This World AIDS Vaccine Day, Megan Wilson-Jones takes stock of the progress that has been made and some of the challenges facing researches in the development of an effective HIV vaccine.

May 18th marks the day to recognise and thank the HIV vaccine community for their continued work in developing a safe and effective HIV vaccine – arguably one of the greatest challenges in the history of vaccine research.

Source: Foundation for Biomedical Research
Credit: Foundation for Biomedical Research

The development of a vaccine is a formidable task. Looking back over time, it took 105 years from the discovery of the typhoid bacteria to develop a vaccine for typhoid; 89 years for whooping cough; 47 years for polio and 18 years for hepatitis B. As scientific tools and technology have advanced greatly since the first vaccine was developed, researchers have gained a better understanding of the human immune system and how it functions. With this growing body of knowledge, researchers have reduced the time it takes from discovery of a pathogen to the development of effective vaccines to protect against major diseases.

Despite these advances, the development of an effective HIV vaccine has baffled scientists for nearly 30 years. It is the very nature of HIV which attacks the body’s own immune cells, which make designing a vaccine so challenging. Furthermore, HIV is a type of retrovirus – a group of viruses that integrate their genes into human genes and in doing so can completely ‘hide’ from an immune response. The way in which HIV is able to trick the body and escape the immune system makes it incredibly difficult to design and develop a vaccine which is meant to illicit and replicate natural immunity.

Although these are significant challenges, there have been impressive advances in understanding the virus and the associated immune response over the decades of research. Through the development and trialling of different types of vaccine candidates, the last few years have seen the most remarkable progress. In 2009, a clinical trial in Thailand found for the first time that a vaccine can prevent HIV infection, although the protection it provided was too low for it to progress to a fully licenced vaccine.
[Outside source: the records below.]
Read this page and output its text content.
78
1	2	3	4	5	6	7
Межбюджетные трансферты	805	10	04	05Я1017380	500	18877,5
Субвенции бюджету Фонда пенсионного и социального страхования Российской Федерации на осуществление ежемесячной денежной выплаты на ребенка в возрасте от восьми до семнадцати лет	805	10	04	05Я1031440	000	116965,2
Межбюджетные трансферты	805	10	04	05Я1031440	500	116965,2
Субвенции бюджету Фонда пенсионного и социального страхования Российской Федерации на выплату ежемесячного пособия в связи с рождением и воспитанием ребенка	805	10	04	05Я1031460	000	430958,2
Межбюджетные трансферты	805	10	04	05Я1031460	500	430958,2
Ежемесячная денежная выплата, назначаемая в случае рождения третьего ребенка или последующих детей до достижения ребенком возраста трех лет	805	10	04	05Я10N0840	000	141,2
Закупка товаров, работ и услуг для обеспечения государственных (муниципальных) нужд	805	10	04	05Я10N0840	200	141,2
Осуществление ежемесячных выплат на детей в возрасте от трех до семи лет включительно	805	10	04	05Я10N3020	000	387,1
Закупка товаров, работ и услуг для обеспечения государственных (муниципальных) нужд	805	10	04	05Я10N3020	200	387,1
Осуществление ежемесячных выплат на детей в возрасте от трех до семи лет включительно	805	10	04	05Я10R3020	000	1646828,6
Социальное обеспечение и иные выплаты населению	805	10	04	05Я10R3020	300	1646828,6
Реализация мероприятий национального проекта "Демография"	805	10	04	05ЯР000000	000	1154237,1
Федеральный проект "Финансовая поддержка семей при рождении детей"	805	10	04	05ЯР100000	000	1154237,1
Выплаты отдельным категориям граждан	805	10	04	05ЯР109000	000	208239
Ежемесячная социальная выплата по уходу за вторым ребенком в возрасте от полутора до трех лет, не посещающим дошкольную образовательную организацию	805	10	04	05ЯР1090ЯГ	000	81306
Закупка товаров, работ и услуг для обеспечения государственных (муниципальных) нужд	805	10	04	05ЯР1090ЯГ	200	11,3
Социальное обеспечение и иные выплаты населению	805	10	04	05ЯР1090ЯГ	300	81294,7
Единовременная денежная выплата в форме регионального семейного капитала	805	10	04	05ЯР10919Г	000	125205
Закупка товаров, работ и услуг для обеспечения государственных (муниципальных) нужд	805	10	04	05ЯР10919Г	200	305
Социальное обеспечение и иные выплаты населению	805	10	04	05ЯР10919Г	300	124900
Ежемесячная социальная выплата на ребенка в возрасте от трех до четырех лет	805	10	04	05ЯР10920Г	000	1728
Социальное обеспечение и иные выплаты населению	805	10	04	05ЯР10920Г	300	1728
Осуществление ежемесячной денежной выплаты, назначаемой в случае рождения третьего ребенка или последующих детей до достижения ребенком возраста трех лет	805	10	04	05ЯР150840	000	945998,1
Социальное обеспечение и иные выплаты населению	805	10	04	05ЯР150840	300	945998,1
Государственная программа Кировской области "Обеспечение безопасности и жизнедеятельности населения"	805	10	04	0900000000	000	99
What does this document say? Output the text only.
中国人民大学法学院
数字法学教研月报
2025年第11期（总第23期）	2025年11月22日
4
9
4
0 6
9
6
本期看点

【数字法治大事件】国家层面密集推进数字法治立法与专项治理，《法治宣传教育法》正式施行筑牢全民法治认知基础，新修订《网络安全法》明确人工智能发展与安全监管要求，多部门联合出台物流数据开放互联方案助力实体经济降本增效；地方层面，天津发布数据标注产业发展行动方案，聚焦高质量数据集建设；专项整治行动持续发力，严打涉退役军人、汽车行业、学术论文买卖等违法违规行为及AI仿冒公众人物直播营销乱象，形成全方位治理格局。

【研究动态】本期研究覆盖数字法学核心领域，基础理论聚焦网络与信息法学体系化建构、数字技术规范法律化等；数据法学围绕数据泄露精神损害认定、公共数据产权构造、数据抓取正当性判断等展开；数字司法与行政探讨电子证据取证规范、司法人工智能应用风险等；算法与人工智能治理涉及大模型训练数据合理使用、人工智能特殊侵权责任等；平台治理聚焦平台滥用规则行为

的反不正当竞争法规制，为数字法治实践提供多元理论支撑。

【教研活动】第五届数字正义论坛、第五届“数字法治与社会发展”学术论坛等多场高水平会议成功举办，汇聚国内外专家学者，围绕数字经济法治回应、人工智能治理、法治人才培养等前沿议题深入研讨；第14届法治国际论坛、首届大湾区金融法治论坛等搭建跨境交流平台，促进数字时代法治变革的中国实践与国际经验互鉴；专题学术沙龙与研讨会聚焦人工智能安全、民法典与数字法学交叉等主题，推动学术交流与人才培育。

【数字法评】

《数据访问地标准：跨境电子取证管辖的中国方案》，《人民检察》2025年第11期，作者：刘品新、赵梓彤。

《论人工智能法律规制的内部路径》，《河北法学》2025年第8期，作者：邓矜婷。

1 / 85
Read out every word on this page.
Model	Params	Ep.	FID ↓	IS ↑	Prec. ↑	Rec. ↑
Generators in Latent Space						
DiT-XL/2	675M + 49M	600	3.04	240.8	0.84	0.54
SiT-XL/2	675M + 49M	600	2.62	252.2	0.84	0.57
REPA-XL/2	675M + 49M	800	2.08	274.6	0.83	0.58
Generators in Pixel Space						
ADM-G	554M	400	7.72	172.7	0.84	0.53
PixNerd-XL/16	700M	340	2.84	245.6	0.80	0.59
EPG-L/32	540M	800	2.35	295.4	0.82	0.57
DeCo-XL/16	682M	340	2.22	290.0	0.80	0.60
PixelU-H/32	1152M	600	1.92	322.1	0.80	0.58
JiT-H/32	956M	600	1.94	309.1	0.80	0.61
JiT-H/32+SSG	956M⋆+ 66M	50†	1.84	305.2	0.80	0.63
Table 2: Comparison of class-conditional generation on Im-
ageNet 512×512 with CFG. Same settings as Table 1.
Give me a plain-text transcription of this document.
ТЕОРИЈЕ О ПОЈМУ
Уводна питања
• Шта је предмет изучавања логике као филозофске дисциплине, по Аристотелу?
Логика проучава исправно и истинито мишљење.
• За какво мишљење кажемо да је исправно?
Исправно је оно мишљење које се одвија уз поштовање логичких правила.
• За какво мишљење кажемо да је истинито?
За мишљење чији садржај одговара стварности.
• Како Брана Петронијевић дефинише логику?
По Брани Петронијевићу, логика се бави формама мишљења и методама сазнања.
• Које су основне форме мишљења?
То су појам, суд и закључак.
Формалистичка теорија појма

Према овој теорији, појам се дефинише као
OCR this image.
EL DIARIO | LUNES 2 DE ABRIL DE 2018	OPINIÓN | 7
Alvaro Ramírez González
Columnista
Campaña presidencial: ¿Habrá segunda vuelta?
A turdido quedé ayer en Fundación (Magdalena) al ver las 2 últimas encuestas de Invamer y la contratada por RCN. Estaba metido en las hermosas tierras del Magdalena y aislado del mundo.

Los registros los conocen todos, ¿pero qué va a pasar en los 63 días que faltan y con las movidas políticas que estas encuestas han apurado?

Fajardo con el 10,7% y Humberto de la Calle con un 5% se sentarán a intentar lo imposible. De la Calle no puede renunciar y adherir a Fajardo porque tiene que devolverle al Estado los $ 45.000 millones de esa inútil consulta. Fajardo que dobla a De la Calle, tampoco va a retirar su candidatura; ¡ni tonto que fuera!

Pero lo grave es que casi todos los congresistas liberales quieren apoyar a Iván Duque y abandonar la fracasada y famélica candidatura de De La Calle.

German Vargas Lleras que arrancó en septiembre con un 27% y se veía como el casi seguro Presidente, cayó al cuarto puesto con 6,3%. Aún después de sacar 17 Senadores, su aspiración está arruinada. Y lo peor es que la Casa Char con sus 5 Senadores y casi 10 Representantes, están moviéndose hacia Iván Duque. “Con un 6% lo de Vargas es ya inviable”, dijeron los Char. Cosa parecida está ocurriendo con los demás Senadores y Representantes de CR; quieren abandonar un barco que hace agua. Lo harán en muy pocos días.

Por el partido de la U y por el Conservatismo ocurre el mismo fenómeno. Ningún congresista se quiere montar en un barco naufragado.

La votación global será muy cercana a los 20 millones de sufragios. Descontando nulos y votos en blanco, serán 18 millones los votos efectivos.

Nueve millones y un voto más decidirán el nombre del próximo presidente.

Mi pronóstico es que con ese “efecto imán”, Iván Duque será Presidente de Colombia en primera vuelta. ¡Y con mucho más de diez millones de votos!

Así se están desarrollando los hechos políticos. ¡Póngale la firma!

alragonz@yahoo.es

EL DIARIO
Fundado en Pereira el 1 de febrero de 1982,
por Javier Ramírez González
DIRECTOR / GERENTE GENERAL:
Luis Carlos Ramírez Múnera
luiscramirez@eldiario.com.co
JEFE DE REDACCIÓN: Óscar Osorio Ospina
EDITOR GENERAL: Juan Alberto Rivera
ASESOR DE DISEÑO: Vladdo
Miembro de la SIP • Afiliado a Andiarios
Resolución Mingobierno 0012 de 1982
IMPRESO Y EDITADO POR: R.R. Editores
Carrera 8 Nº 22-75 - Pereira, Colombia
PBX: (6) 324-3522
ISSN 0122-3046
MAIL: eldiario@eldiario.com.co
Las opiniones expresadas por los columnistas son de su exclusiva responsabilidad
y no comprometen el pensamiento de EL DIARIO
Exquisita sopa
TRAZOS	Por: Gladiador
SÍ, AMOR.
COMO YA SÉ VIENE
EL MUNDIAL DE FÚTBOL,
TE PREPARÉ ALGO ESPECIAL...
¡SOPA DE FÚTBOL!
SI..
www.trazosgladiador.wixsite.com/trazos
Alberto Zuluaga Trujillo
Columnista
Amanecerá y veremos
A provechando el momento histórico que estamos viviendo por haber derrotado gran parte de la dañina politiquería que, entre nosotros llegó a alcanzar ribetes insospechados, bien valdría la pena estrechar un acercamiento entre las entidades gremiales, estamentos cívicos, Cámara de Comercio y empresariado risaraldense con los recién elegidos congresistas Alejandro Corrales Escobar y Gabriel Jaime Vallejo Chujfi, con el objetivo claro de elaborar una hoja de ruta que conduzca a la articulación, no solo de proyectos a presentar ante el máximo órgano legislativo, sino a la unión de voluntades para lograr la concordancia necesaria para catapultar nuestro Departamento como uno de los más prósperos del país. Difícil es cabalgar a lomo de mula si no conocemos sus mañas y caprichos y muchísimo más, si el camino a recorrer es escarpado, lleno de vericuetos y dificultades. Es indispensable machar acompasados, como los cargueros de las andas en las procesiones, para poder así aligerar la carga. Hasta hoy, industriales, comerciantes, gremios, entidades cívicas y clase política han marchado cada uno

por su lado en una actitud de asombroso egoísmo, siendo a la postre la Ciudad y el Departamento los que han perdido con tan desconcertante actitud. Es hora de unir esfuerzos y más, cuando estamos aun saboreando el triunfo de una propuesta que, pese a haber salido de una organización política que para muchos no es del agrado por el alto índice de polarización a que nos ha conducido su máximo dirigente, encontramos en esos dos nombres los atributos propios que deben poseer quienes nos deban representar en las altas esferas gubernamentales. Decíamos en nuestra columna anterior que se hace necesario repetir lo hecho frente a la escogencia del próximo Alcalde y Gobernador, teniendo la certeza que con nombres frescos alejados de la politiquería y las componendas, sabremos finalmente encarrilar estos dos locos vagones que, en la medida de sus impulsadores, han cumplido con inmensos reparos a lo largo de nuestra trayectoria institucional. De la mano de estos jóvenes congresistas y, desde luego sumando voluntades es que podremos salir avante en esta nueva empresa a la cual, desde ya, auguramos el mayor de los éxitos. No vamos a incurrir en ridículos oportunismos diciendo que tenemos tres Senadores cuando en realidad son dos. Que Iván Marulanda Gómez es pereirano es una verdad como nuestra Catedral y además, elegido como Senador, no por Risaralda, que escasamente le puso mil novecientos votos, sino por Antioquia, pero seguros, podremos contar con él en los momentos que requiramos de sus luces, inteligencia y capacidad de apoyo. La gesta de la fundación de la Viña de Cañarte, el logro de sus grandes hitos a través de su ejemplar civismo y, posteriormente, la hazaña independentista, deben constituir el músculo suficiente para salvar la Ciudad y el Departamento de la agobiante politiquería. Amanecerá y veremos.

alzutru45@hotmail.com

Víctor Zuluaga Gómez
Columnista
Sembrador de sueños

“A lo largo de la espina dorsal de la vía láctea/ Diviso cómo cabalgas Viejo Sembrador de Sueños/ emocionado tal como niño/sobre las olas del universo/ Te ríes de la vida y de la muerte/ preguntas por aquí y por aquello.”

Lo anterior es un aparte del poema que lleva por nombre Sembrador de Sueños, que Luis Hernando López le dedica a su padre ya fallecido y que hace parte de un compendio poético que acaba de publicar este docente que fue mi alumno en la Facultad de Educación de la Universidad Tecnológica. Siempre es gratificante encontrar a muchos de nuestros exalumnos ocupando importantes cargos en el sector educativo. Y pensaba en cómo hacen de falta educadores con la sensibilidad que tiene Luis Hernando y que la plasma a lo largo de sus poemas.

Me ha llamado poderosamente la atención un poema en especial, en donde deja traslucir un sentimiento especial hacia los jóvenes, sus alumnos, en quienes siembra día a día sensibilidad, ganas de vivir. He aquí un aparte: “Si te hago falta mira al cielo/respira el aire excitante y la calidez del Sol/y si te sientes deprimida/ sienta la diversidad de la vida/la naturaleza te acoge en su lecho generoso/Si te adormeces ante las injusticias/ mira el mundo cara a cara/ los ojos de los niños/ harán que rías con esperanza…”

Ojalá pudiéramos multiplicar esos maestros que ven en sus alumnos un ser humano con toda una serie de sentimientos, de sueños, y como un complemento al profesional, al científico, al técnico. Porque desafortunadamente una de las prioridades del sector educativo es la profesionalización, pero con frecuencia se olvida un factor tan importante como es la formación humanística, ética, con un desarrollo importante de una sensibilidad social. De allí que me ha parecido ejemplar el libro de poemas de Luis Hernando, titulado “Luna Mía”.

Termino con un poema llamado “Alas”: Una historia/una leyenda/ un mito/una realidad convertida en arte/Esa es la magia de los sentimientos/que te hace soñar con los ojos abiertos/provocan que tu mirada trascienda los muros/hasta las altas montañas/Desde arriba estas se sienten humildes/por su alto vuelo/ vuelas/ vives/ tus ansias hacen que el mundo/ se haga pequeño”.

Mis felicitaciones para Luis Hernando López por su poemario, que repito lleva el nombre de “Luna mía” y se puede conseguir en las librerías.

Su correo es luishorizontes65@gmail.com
IAVIThe International AIDS Vaccine Initiative (IAVI) is a global not-for-profit organisation which has been leading the way in the development of a safe and effective HIV vaccine. IAVI partners with organisations around the world, including academia, government research laboratories and pharmaceutical and biotech companies. With each sector having its own priorities and areas of speciality, IAVI works to bridge the gap between the innovation and development of novel technologies which often emerge from academic research, to more extensive vaccine research and development (R&D) and clinical trials, which are largely driven by pharmaceutical companies. By partnering with scientists in countries most affected by HIV, IAVI ensures that vaccine candidates are developed with the needs of these communities in mind. Currently IAVI’s portfolio includes 8 vaccine candidates across both pre-clinical and clinical stages.

The UK Government have been supportive of IAVI’s work, helping to address one of the greatest global public health needs of our time. With 1.6 million people dying of HIV every year and patients increasingly becoming resistant to early (first- and second-line) antiretroviral medicines used to treat HIV, there is an urgent need to develop an effective vaccine to free the world from HIV.